60S acidic ribosomal protein P0 is a protein that prevails in humans which is encoded by the RPLP0 gene. This protein was identified as the down-regulated protein in our investigation. In addition, this gene encodes a ribosomal protein which is a component of the 60S subunit. However, the protein is typical for genes encoding ribosomal proteins; and there are many pseudogenes of this gene scattered through the genome (Kenmochi et al., 1998).
Malate dehydrogenase (MDH) acts as an enzyme that catalyzes the oxidation of malate to oxaloacetate reversibly using the reduction of NAD+ to NADH. MDH was identified as downregulated protein. The hydrophobic cavity regarded as the active site of MDH within the protein complex has specific binding sites for the substrate and its coenzyme, NAD+. Previous study suggests that MDH endures a conformational change in its active state that efficiently encloses the substrate to minimize solvent exposure and to position key residues in closer proximity to the substrate, (Goward and Nicholls 1994).
ATP synthase subunit delta mitochondrial was identified in the present investigation that was regarded as down-regulated protein (Table 1). Mitochondrial ATP synthase is essential for the production of ATP; even the reports about the functional role of ATP are insufficient. However, structurally ATP synthase comprising of a membrane- bound moiety (F0) and a protruding globular and soluble moiety (F1) that can be released (Sawicki and Jugdutt 2007).

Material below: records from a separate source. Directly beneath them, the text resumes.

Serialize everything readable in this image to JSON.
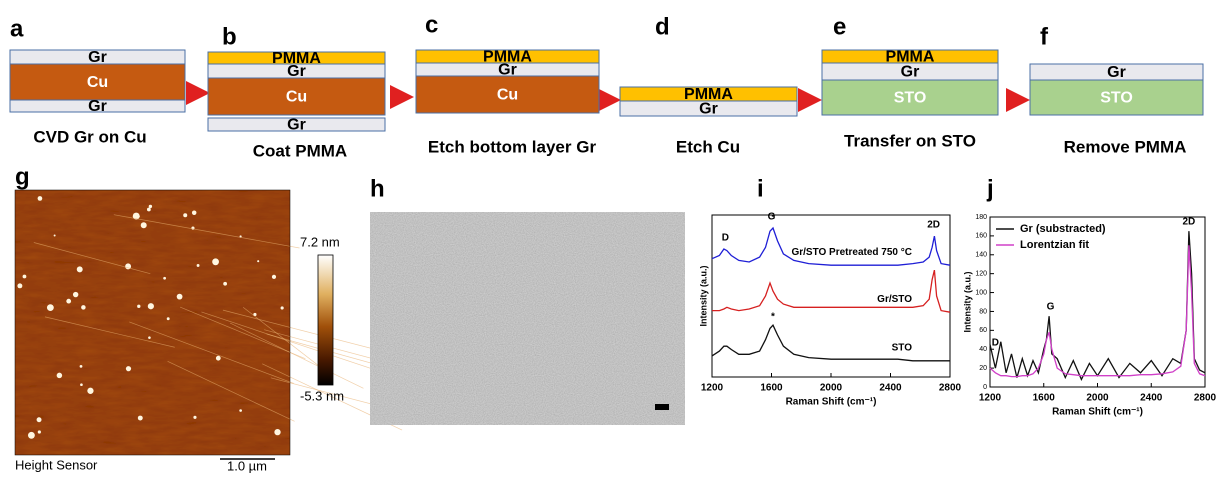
{
  "steps": [
    {
      "letter": "a",
      "caption": "CVD Gr on Cu",
      "layers": [
        {
          "label": "Gr",
          "color": "#e9e9ee"
        },
        {
          "label": "Cu",
          "color": "#c55a11"
        },
        {
          "label": "Gr",
          "color": "#e9e9ee"
        }
      ]
    },
    {
      "letter": "b",
      "caption": "Coat PMMA",
      "layers": [
        {
          "label": "PMMA",
          "color": "#ffc000"
        },
        {
          "label": "Gr",
          "color": "#e9e9ee"
        },
        {
          "label": "Cu",
          "color": "#c55a11"
        },
        {
          "label": "Gr",
          "color": "#e9e9ee"
        }
      ]
    },
    {
      "letter": "c",
      "caption": "Etch bottom layer Gr",
      "layers": [
        {
          "label": "PMMA",
          "color": "#ffc000"
        },
        {
          "label": "Gr",
          "color": "#e9e9ee"
        },
        {
          "label": "Cu",
          "color": "#c55a11"
        }
      ]
    },
    {
      "letter": "d",
      "caption": "Etch Cu",
      "layers": [
        {
          "label": "PMMA",
          "color": "#ffc000"
        },
        {
          "label": "Gr",
          "color": "#e9e9ee"
        }
      ]
    },
    {
      "letter": "e",
      "caption": "Transfer on STO",
      "layers": [
        {
          "label": "PMMA",
          "color": "#ffc000"
        },
        {
          "label": "Gr",
          "color": "#e9e9ee"
        },
        {
          "label": "STO",
          "color": "#a9d18e"
        }
      ]
    },
    {
      "letter": "f",
      "caption": "Remove PMMA",
      "layers": [
        {
          "label": "Gr",
          "color": "#e9e9ee"
        },
        {
          "label": "STO",
          "color": "#a9d18e"
        }
      ]
    }
  ],
  "panels": {
    "g": {
      "letter": "g",
      "colorbar_max": "7.2 nm",
      "colorbar_min": "-5.3 nm",
      "channel": "Height Sensor",
      "scale_bar": "1.0 µm"
    },
    "h": {
      "letter": "h"
    }
  },
  "chart_data": [
    {
      "type": "line",
      "letter": "i",
      "xlabel": "Raman Shift (cm⁻¹)",
      "ylabel": "Intensity (a.u.)",
      "x": [
        1200,
        1250,
        1280,
        1300,
        1330,
        1380,
        1450,
        1520,
        1560,
        1590,
        1610,
        1640,
        1680,
        1750,
        1850,
        2000,
        2150,
        2300,
        2450,
        2550,
        2620,
        2660,
        2680,
        2695,
        2710,
        2740,
        2800
      ],
      "series": [
        {
          "name": "Gr/STO Pretreated 750 °C",
          "color": "#1f1fd6",
          "values": [
            7.3,
            7.5,
            7.9,
            7.8,
            7.5,
            7.2,
            7.1,
            7.4,
            8.0,
            9.0,
            9.2,
            8.4,
            7.6,
            7.2,
            7.0,
            6.9,
            6.9,
            6.9,
            6.9,
            7.0,
            7.1,
            7.4,
            8.0,
            8.7,
            7.8,
            7.0,
            6.9
          ]
        },
        {
          "name": "Gr/STO",
          "color": "#d62020",
          "values": [
            4.1,
            4.1,
            4.2,
            4.3,
            4.2,
            4.1,
            4.2,
            4.4,
            5.0,
            5.8,
            5.3,
            4.8,
            4.5,
            4.3,
            4.3,
            4.3,
            4.3,
            4.3,
            4.3,
            4.3,
            4.4,
            4.8,
            6.0,
            6.6,
            5.0,
            4.1,
            4.0
          ]
        },
        {
          "name": "STO",
          "color": "#111111",
          "values": [
            1.3,
            1.6,
            1.9,
            1.9,
            1.7,
            1.4,
            1.4,
            1.6,
            2.3,
            3.0,
            3.2,
            2.6,
            1.9,
            1.4,
            1.2,
            1.1,
            1.1,
            1.1,
            1.1,
            1.0,
            1.0,
            1.0,
            1.0,
            1.0,
            1.0,
            1.0,
            1.0
          ]
        }
      ],
      "annotations": [
        {
          "text": "D",
          "x": 1290,
          "y": 8.6
        },
        {
          "text": "G",
          "x": 1600,
          "y": 9.9
        },
        {
          "text": "2D",
          "x": 2690,
          "y": 9.4
        },
        {
          "text": "*",
          "x": 1610,
          "y": 3.7
        }
      ],
      "xlim": [
        1200,
        2800
      ],
      "xticks": [
        1200,
        1600,
        2000,
        2400,
        2800
      ],
      "ylim": [
        0,
        10
      ],
      "legend": "none"
    },
    {
      "type": "line",
      "letter": "j",
      "xlabel": "Raman Shift (cm⁻¹)",
      "ylabel": "Intensity (a.u.)",
      "x": [
        1200,
        1240,
        1280,
        1320,
        1360,
        1400,
        1440,
        1480,
        1520,
        1560,
        1600,
        1620,
        1640,
        1660,
        1700,
        1760,
        1820,
        1880,
        1940,
        2000,
        2080,
        2160,
        2240,
        2320,
        2400,
        2480,
        2560,
        2620,
        2660,
        2680,
        2700,
        2720,
        2760,
        2800
      ],
      "series": [
        {
          "name": "Gr (substracted)",
          "color": "#111111",
          "values": [
            45,
            20,
            48,
            15,
            35,
            10,
            30,
            12,
            28,
            15,
            40,
            50,
            75,
            35,
            30,
            10,
            28,
            8,
            25,
            12,
            30,
            10,
            25,
            15,
            28,
            12,
            30,
            25,
            60,
            165,
            120,
            30,
            18,
            15
          ]
        },
        {
          "name": "Lorentzian fit",
          "color": "#d040c8",
          "values": [
            20,
            15,
            12,
            12,
            11,
            11,
            12,
            12,
            14,
            20,
            35,
            50,
            58,
            40,
            20,
            14,
            13,
            12,
            12,
            12,
            12,
            12,
            12,
            13,
            13,
            14,
            16,
            22,
            60,
            150,
            100,
            25,
            14,
            12
          ]
        }
      ],
      "annotations": [
        {
          "text": "D",
          "x": 1240,
          "y": 47
        },
        {
          "text": "G",
          "x": 1650,
          "y": 85
        },
        {
          "text": "2D",
          "x": 2680,
          "y": 175
        }
      ],
      "xlim": [
        1200,
        2800
      ],
      "xticks": [
        1200,
        1600,
        2000,
        2400,
        2800
      ],
      "ylim": [
        0,
        180
      ],
      "yticks": [
        0,
        20,
        40,
        60,
        80,
        100,
        120,
        140,
        160,
        180
      ],
      "legend": "upper left"
    }
  ]
}
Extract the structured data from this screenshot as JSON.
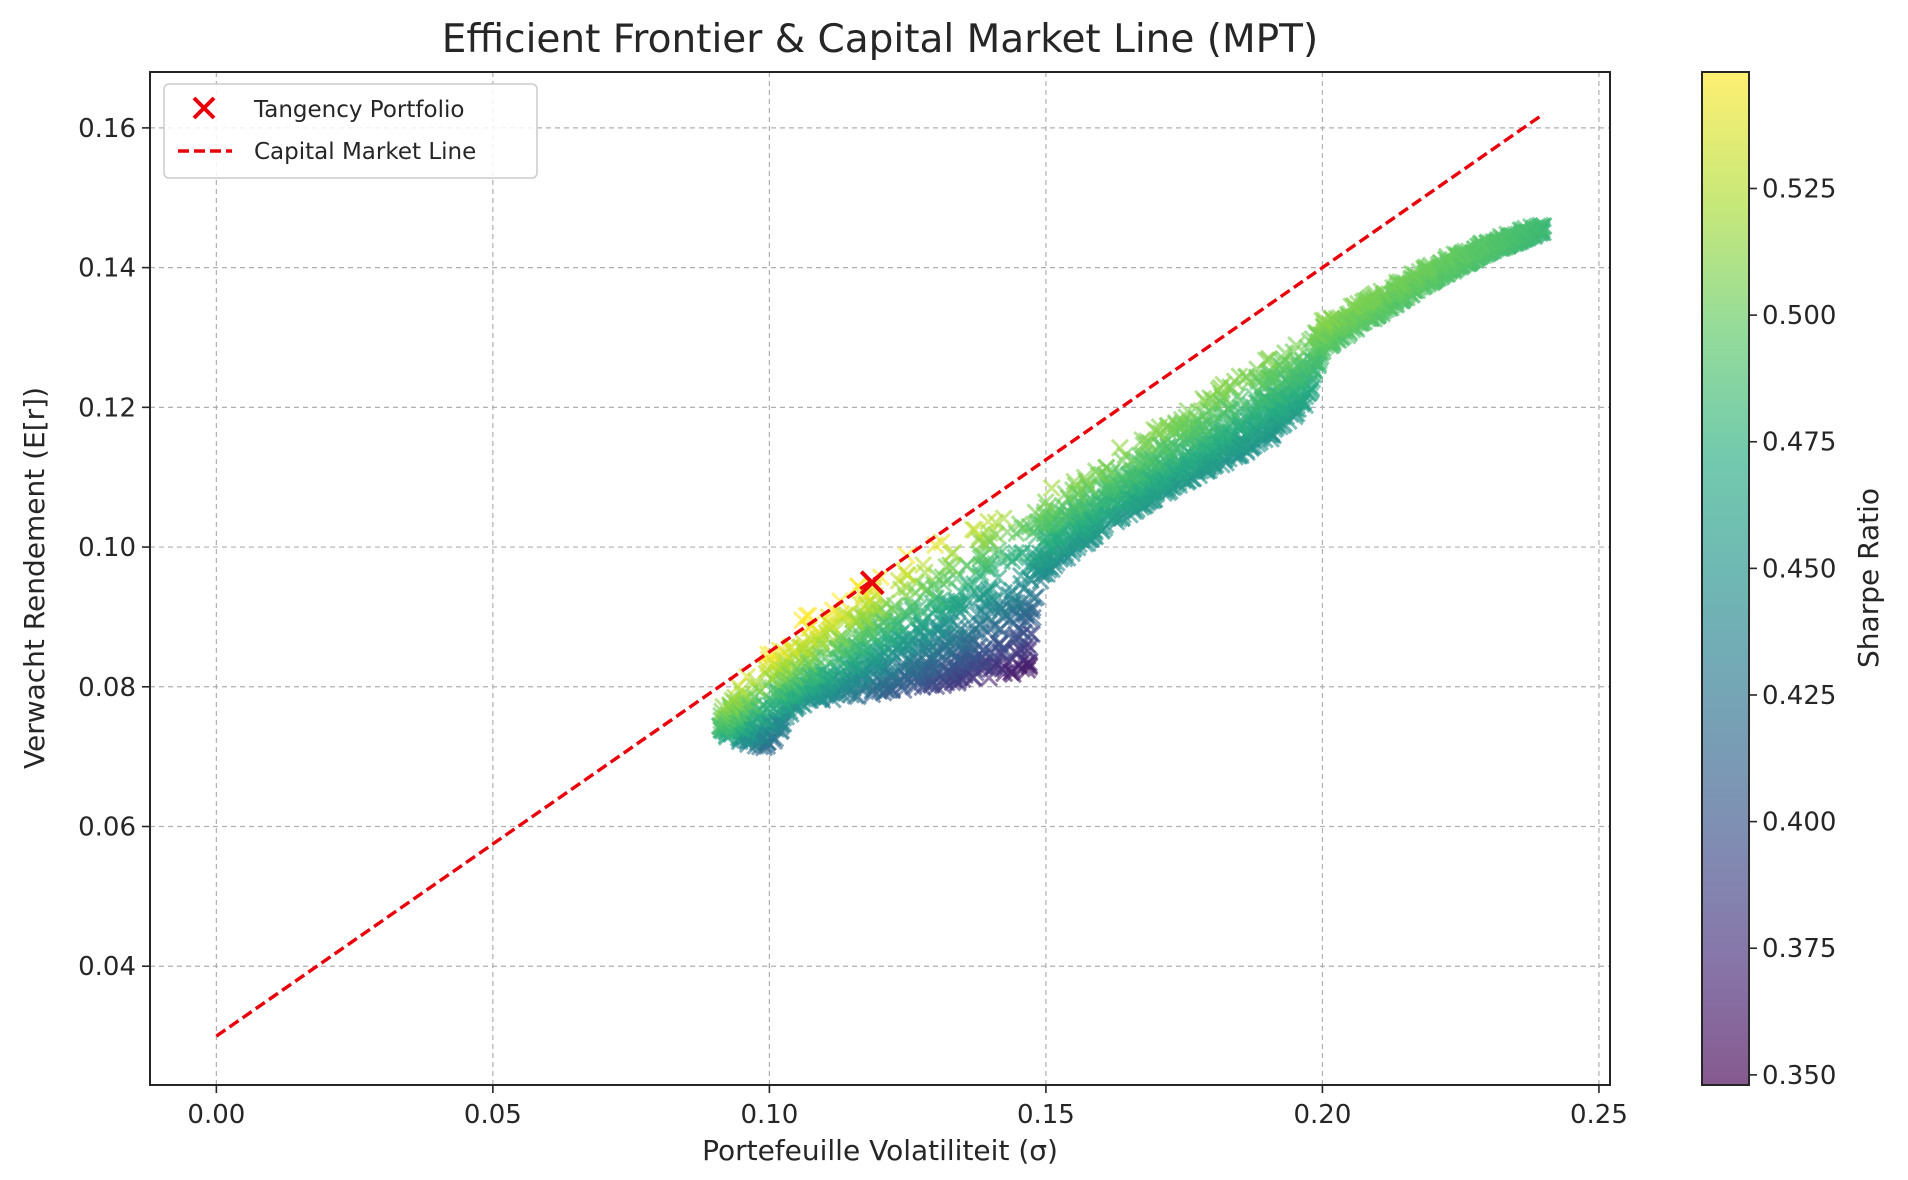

Xyloglucan 6-xylosyltransferase was identified in the present research that characterized as down-regulated protein (Table 1). However, XXT acts as a prominent role in transferring one xylose mainly to the second glucose residue from the non-reducing end. The acceptor should have a minimum of four glucose residues (Faik et al., 2002). Therefore, it is investigated that a membrane complex of XyG glucan synthase and XTs would be more efficient than solubilized enzymes at generating the observed XXXG repeating structure in planta (Cavalier et al., 2008).
CONCLUSION
The protein profile of Platycodon grandiflorum was improved by using high throughput two-dimensional IEF-2D-PAGE together with MALDI-TOF-TOF mass spectrometry. Two dimensional gels stained with CBB, we confirmed a total of 58 differential expressed protein spots (≥ 2-fold) that were analyzed by mass spectrometry. However, the proteins were mostly involved in the nucleic acid binding, transferase activity, ion binding, catalytic activity, transporter activity, isomerase activity. Although this study was an initial proteomic investigation from the various organs of P. grandiflorum so far, it is our belief that the proteome profiling provides not only insights into medicinal plant research but also a good starting point for further investigation of the functions of these proteins using genetic and other approaches. More extensive studies are needed to fully understand the mechanism of various organs underlying the medicinal plant, P. grandiflorum.